DOH eyes ‘sin tax’ on salt to curb diseases
Mayen Jaymalin (The Philippine Star) - October 30, 2019 - 12:00am

MANILA, Philippines — After tobacco and sugar, the government may soon impose higher taxes on salt.

To curb the high incidence of non-communicable diseases (NCDs), which is costing the country some P756 billion annually, the Department of Health (DOH) is considering increasing the levy on salty products.

“As we have seen the positive effects on increasing taxes on sin products, the same strategy might work also for excessive consumption of salt and we did the same thing for taxing sweetened beverages,” Health Secretary Francisco Duque III said.

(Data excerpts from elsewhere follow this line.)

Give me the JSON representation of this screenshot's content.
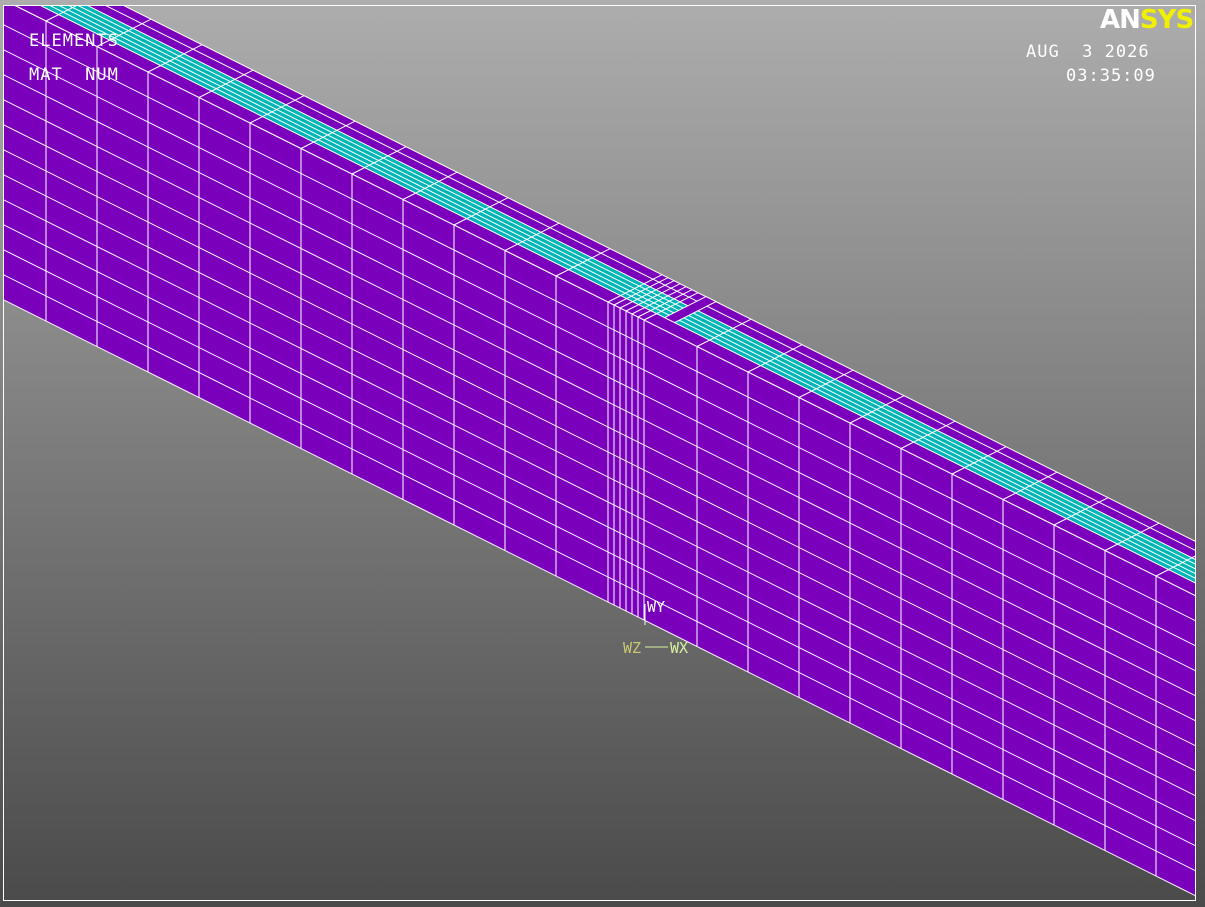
{
  "program": {
    "logo_part1": "AN",
    "logo_part2": "SYS",
    "logo_color_primary": "#ffffff",
    "logo_color_secondary": "#f0f000"
  },
  "plot_info": {
    "line1": "ELEMENTS",
    "line2": "MAT  NUM"
  },
  "timestamp": {
    "date": "AUG  3 2026",
    "time": "03:35:09"
  },
  "working_plane": {
    "wy": "WY",
    "wx": "WX",
    "wz": "WZ"
  },
  "colors": {
    "background_top": "#adadad",
    "background_bottom": "#4a4a4a",
    "material_1": "#7a00bb",
    "material_2": "#00b5b5",
    "mesh_lines": "#ffffff",
    "border": "#ffffff"
  }
}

Duque noted that the high consumption of salt has already impacted the health of Filipinos as indicated by the rising incidence of end-stage renal failure, hypertension and other NCDs.

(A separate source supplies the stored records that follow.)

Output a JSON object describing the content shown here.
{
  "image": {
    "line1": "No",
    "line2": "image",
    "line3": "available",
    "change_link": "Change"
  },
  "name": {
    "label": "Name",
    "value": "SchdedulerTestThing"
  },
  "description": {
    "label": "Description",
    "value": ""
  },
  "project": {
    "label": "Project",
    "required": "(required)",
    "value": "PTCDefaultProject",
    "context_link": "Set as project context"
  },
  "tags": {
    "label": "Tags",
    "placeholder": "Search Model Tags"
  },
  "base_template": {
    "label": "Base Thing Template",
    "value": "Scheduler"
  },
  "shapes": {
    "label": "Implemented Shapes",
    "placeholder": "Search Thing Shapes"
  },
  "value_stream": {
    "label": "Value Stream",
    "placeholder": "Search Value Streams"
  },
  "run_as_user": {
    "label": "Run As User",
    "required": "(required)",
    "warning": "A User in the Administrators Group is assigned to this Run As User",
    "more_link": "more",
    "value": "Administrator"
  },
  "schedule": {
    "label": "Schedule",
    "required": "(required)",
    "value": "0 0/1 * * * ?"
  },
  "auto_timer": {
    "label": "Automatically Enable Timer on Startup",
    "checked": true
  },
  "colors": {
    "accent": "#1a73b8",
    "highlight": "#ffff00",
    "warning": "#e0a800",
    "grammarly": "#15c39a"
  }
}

Based on the findings of the Philippine NCD Investment Case, the country’s economy incurs P756.5 billion annually due to NCDs. The figure includes the direct costs of NCDs associated with treatment but also the indirect “hidden” costs arising from reduced productivity in the workplace and premature death of the workforce.

Health officials said the “hidden” costs of NCDs are nine times higher than the direct costs.

Aside from the possibility of exacting higher taxes, Duque said the DOH is also looking into the possibility of coming out with “low-salt to no-salt” policy in food manufacturing.

Salt consumption in the Philippines is double the World Health Organization (WHO)’s recommended level.

United Nations Interagency Task Force on NCDs external relations officer Alexey Kulikov said the WHO’s recommended level is five grams of salt per day. The Philippines’ daily salt consumption is 11 grams per day.

Kulikov said other agencies are working to reduce salt consumption globally by reformulating contents of food products.

“They can do it gradually so it doesn’t damage the market share of these producers,” he said.

“There are many approaches to cut on salt and it is quite important that there is a dialogue between the government... private sector, specifically the producers,” he added.

Meanwhile, WHO country representative Rabindra Abeyasinghe said excessive salt consumption is related directly to hypertension and cardiovascular problems, thus the need for countries to come out with measures to reduce salt intake among Filipinos.